The Netanyahu predicament among Israel's allies in Washington

In 2015, Netanyahu came to Washington to dynamite Obama's deal with Iran and made a speech in Congress. Obama was trying to delay Congress's new sanctions to make a nuclear deal with Iran. Netanyahu accepted the invitation of Republicans in the House of Representatives and did not coordinate his visit with Obama's White House. Netanyahu's speech at the session, attended by both wings of Congress, was repeatedly applauded. Netanyahu, who tried to end Obama's nuclear talks with Iran by imposing sanctions on Iran by Republicans and some Democrats in Congress, failed. Vice President Biden, who sat behind Netanyahu during his speech to Congress, seems to be facing a similar Netanyahu problem these days.


Shortly after Biden's 'red line' statement regarding a potential Gaza operation, a speech by Chuck Schumer, considered the closest politician to Israel in Congress, caused Democrats to clash with Netanyahu. Schumer said in his speech that Israel needed a leadership change for its own good. Saying "We love Israel to our bones," Schumer spoke, "Palestinian civilians do not suffer for the sins of Hamas." Schumer called for a new election in Israel by saying that Hamas, Israeli radical right-wingers, Netanyahu, and Abbas were obstacles to a two-state solution. Schumer, who said he made this speech as the most loving and supportive politician of Israel, said he did not want young people to hate Israel because of Netanyahu.

After Schumer's speech, Republican Senator Mitch McConnell accused the Democratic leader of interfering in the internal affairs of a friendly democracy.
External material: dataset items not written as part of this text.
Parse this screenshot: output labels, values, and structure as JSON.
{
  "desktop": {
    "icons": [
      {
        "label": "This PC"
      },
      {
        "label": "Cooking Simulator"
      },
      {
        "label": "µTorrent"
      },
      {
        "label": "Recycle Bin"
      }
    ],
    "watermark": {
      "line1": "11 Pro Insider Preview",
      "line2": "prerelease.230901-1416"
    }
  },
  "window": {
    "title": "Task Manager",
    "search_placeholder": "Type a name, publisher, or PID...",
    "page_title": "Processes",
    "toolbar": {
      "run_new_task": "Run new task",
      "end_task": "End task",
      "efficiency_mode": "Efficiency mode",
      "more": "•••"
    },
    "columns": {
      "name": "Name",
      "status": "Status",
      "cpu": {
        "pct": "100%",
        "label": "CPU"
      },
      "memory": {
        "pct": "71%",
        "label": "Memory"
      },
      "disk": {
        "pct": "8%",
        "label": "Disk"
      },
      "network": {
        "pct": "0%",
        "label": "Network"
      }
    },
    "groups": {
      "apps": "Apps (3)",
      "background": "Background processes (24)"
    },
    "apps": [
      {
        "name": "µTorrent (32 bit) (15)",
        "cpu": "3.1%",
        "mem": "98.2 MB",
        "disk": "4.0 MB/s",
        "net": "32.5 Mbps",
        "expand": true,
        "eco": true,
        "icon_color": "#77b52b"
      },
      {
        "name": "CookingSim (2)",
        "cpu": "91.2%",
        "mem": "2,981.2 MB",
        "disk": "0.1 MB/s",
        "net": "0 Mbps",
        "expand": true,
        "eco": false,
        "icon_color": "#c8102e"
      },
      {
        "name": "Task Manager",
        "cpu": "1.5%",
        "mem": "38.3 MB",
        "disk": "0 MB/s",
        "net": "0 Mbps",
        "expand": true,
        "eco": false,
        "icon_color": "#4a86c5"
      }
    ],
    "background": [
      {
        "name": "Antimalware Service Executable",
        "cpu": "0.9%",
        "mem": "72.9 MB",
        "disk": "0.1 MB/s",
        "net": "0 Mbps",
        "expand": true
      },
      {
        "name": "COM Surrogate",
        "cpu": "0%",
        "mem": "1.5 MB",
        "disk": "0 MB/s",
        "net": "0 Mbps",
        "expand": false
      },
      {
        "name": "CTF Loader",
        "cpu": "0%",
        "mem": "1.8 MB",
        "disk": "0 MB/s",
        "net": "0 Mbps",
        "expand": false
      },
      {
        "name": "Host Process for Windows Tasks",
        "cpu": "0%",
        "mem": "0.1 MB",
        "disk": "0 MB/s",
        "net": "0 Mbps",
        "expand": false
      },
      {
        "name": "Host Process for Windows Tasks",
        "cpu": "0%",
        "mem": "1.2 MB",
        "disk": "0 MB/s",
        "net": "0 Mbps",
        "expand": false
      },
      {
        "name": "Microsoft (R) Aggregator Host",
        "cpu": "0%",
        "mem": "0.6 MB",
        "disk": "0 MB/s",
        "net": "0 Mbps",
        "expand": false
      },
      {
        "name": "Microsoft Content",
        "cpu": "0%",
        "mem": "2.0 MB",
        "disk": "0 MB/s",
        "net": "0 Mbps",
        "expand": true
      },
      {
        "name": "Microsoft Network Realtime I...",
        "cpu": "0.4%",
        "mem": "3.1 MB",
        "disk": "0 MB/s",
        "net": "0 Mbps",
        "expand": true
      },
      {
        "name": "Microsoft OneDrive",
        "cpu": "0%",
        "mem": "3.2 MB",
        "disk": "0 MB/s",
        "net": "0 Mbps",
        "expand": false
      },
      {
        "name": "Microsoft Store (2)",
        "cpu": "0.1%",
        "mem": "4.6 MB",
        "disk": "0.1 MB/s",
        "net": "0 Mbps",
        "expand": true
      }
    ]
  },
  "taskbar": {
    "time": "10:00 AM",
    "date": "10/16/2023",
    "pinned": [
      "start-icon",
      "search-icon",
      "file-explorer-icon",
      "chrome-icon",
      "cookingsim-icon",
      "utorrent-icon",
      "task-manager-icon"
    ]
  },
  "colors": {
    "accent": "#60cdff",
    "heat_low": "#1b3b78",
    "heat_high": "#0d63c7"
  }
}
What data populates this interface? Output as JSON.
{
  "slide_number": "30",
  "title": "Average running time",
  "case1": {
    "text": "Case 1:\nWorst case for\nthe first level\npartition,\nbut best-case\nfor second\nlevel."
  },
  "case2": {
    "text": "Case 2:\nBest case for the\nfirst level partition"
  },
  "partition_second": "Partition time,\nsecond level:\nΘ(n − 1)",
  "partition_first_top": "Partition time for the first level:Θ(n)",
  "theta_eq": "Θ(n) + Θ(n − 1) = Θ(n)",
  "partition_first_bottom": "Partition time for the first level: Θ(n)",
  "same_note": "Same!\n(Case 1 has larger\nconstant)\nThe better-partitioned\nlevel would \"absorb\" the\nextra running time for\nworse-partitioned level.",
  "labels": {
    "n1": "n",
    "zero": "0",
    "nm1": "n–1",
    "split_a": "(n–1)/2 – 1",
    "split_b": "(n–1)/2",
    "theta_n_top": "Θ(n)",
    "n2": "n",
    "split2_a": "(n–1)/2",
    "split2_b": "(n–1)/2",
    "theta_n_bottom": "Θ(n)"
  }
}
Netanyahu, who allied with Republicans during the Obama era, virtually attended the Republican senators' weekly lunch this Wednesday. Republicans promised support to Netanyahu, saying he was determined to end the Gaza operation by destroying Hamas and only needed financial support. Netanyahu's attempt to attend the Democrats' lunch was blocked by Schumer, who described Schumer's words as unacceptable.


It would not be surprising if Republican support for Netanyahu increased further, given the widening gap between Schumer, who boasted throughout his political career of being one of Israel's strongest supporters, and Biden, who declared himself a Zionist. Biden's characterization of Schumer's speech as a 'good speech' indicates that he is taking a clear stance against Netanyahu. Republicans' presidential candidate Trump, who wants to take advantage of this conflict between Netanyahu and the Democrats, said that Jews who voted for Democrats 'hate everything about their religion and Israel.' House Speaker Mike Johnson said he was considering inviting Netanyahu to Congress, indicating his intention to repeat 2015.

All these developments indicate that Netanyahu's playing in the election year will result in favor of the Republicans. Of course, Biden's support for Israel will continue, but arms shipments may be subject to human rights filters. If a new ceasefire resolution comes to the United Nations, Biden may prefer not to protect Israel. However, these will only mean a 'limited support' rather than a radical change in America's support for Israel. Nevertheless, viewing the Israeli issue from an increasingly partisan perspective and Netanyahu's rapprochement with Republicans will weaken the strength of support for Israel. Given that the Gaza massacres have alienated many, especially young people, Israel's progress toward becoming a 'pariah' seems to accelerate.

Despite Netanyahu's problems with all American presidents since Bill Clinton and not liking Israel's extreme right, America's policy of support for Israel has not changed. This is largely due not only to domestic political reasons but also to America's regional strategy. The refusal of American politics to put pressure on Israel for a two-state solution has been the most important factor in creating a balance in which right-wing leaders like Netanyahu can openly confront the American president. Biden's administration's rhetoric that the only solution is a two-state solution is likely to remain just rhetoric. The real possibility of achieving a fair and final peace process without initiating a full pressure on Israel is not possible. Since neither Democrats nor Republicans are willing to do this, the possibility of achieving lasting peace seems distant. In this case, even friends like Schumer are forced to talk about Israel's risk of losing legitimacy.